The White House decisions are the most powerful signs yet that the Gulf of Mexico oil spill is scrambling offshore drilling policy.
They also represent a major political victory for environmentalists and some Democrats who have called for pulling back on new leasing and drilling in the wake of the BP spill.
Obama is continuing the ban on deepwater wells announced last month for another six months while a bipartisan independent commission he recently established probes the Gulf spill and needed safety and regulatory improvements.
Planned drilling in shallower waters off Alaska’s coast will also be delayed pending the commission review, a White House aide said. However, other shallow-water permits will now be able to proceed with new safety conditions, another official said.
Obama’s comments Thursday will follow his receipt of a more accelerated, 30-day Interior Department safety review that Obama ordered last month. “The president will discuss the conclusions of the 30-day safety review on offshore drilling he directed [Interior] Secretary [Ken] Salazar to conduct,” an administration official said.
“He will announce standards to strengthen oversight of the industry and enhance safety, a first step in a process that the independent Presidential Commission will continue,” the official added.
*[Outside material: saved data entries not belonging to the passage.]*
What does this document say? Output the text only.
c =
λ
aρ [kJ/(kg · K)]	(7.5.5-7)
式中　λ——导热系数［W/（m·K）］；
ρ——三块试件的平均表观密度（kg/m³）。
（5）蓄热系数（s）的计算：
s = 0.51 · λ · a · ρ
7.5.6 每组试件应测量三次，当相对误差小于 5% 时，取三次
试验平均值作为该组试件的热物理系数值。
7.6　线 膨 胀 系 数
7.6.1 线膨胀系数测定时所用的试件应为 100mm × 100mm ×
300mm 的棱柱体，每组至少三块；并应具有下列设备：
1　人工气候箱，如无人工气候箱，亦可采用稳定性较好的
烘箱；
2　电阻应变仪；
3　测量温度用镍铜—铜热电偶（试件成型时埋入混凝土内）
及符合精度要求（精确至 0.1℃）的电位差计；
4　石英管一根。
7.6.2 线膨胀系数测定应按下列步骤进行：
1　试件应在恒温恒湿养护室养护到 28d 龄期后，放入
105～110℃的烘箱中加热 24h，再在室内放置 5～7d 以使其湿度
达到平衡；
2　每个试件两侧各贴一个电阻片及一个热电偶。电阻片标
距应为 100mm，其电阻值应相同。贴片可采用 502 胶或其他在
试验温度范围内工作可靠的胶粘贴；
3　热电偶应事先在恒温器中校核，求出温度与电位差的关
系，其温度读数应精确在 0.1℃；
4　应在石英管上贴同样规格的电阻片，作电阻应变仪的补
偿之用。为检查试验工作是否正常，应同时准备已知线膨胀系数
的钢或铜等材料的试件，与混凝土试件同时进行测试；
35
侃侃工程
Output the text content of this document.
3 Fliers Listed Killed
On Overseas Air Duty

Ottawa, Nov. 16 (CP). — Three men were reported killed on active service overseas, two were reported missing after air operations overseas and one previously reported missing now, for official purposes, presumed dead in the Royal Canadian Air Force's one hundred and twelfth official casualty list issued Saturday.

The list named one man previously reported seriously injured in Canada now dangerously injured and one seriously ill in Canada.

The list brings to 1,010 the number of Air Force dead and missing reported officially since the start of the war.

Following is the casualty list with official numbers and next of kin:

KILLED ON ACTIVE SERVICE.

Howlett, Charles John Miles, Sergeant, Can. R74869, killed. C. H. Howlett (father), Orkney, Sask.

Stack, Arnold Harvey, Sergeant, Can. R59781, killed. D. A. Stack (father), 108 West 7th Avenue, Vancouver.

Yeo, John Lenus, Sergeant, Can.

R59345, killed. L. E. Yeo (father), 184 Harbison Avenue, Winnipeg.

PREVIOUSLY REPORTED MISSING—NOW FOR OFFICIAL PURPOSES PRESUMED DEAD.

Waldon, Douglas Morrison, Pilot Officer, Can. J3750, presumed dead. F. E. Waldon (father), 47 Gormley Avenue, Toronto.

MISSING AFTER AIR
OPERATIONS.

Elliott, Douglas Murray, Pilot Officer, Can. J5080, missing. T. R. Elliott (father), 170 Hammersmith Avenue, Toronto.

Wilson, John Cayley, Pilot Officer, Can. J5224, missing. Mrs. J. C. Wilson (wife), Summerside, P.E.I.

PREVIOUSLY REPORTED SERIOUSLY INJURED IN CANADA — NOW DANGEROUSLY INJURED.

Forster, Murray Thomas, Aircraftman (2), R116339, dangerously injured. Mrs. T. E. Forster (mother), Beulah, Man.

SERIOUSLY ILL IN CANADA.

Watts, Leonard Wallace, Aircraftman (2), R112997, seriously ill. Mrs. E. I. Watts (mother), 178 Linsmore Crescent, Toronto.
The decisions appear to mean that Shell Oil will be unable to begin
planned exploratory drilling this summer in shallow waters off
Alaska’s northern coast.
The decision is a defeat for Shell, which has sought to reassure
regulators that its plans could proceed safely.
The company, in a letter to Interior Department regulators this month,
touted blowout prevention safeguards and said it has “unprecedented”
response plans in the event of any spills.
Environmentalists and liberal Democrats have renewed efforts to block
the Alaska drilling after the Gulf of Mexico spill, alleging it will
imperil sensitive whales and other species.
But Sen. Mark Begich (D-Alaska), who supports offshore development,
bashed the decision to delay the Alaska drilling.
“I am frustrated that this decision by the Obama administration to
halt offshore development for a year will cause more delays and higher
costs for domestic oil and gas production to meet the nation’s energy
needs,” he said in a prepared statement.
The Obama administration had already suspended planning for a lease
sale that was slated for tracts 50 miles off Virginia’s coast in the
2011-2012 timeframe. Now that sale is canceled entirely “due to
environmental concerns and concerns raised by the Defense Department,”
the White House official said.
Democrats from Maryland and New Jersey have pressed for the sale’s cancellation.